Cooling temperatures, coupled with Governor Charlie Baker’s loosening of restrictions for bar seating and parties of 10 or more, have restaurant owners looking to bring more patrons indoors. But fears about the airborne transmission of the coronavirus mean owners need new ways of making people feel safe.
Now, after having scrambled to buy outdoor tables and seating for the summer months, restaurateurs are investing in barriers of all shapes and sizes to help create state-compliant divisions between diners.
At Gaslight in the South End, Jeff Gates installed partitions between his tables this week and is waiting for a contractor to install plexiglass for the bar, as well.
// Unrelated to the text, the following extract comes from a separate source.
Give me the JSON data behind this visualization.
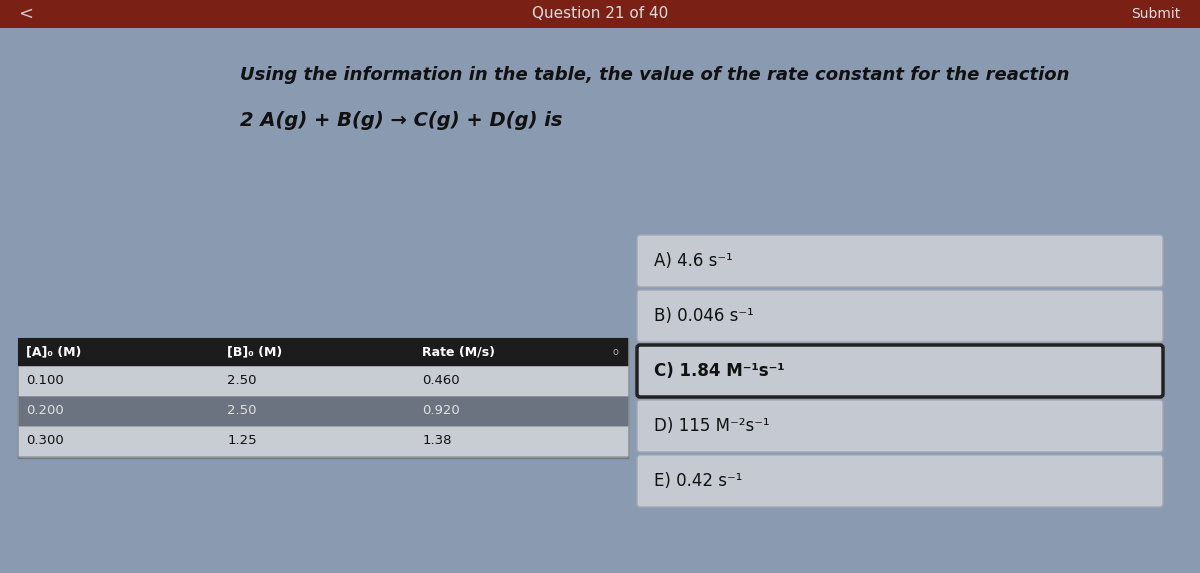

“You’re spending about $300 for a booth, $400 for a bar seating, and $500 for a mobile partition,” he said, but the partitions allow him to add 16 more seats, which will equate to $12,000 to $15,000 a week in additional sales.
Andy Husbands, the owner of Smoke Shack BBQ restaurants, took a more DIY approach this week.
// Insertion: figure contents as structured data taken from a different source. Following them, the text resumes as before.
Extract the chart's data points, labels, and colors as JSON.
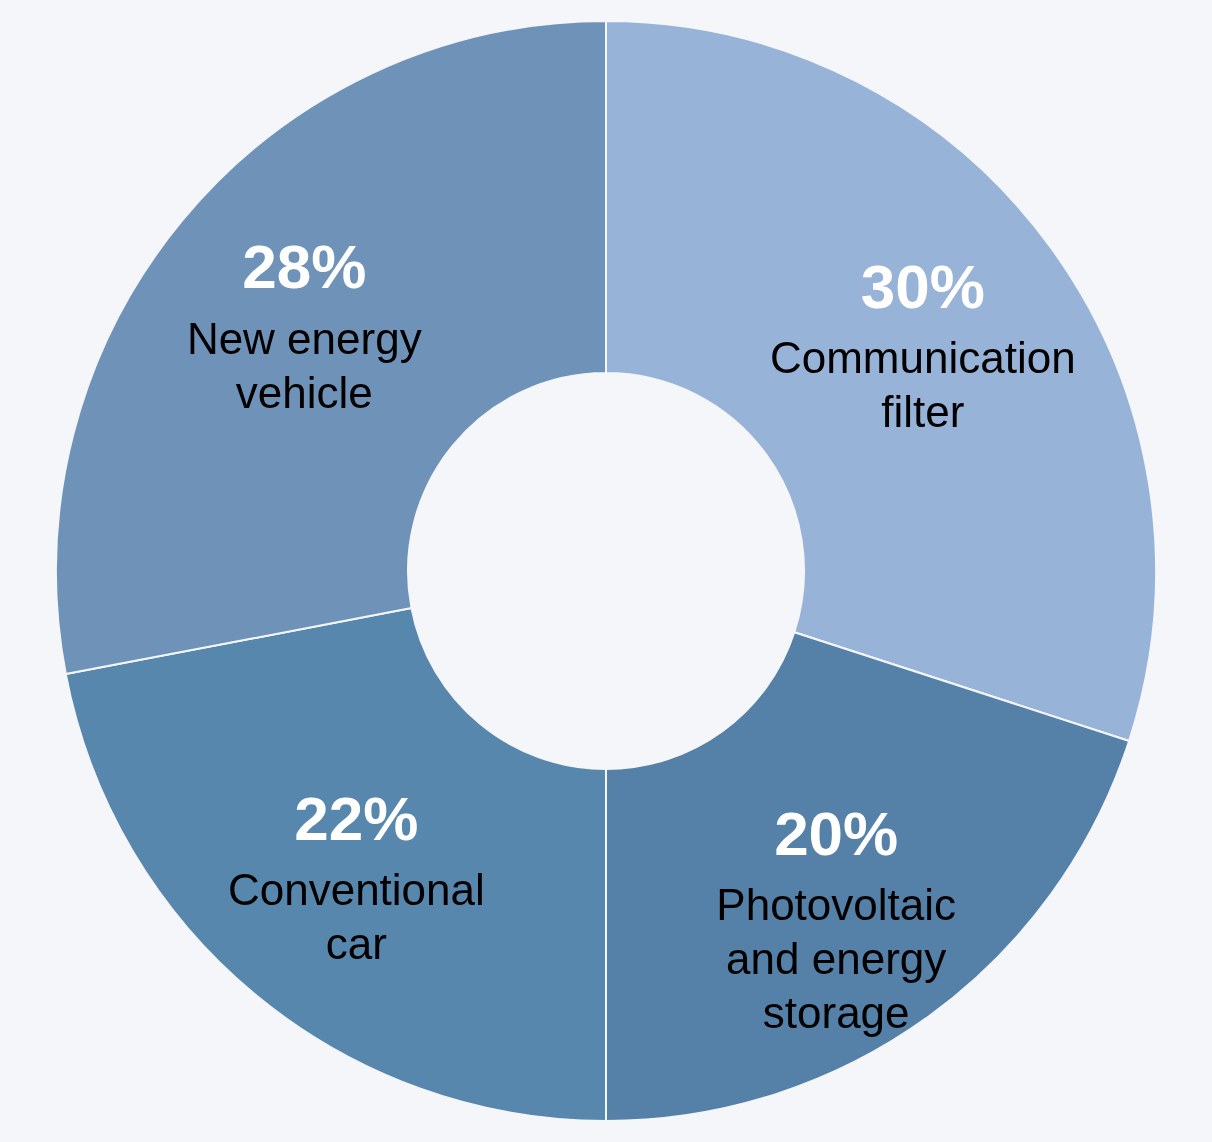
{
  "chart_data": {
    "type": "donut",
    "categories": [
      "Communication filter",
      "Photovoltaic and energy storage",
      "Conventional car",
      "New energy vehicle"
    ],
    "values": [
      30,
      20,
      22,
      28
    ],
    "value_labels": [
      "30%",
      "20%",
      "22%",
      "28%"
    ],
    "colors": [
      "#98b3d8",
      "#5580a8",
      "#5887ad",
      "#6f93b8"
    ]
  }
}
He and his team built 20 mobile partitions at his home in Stoneham. Each plexiglass divider cost about $170 to make, he said, but they’ll allow him to nearly double the occupancy of the restaurants.
And in Milton, the architect who designed the restaurants Novara and Abby Park also designed their sleek plexiglass dividers, which were installed shortly after indoor dining resumed in the state.
“We’re very proud of our COVID-modern look,” joked Vance Welch, the restaurants’ managing partner. “I think we’ll have a hard time taking them away, people like them so much."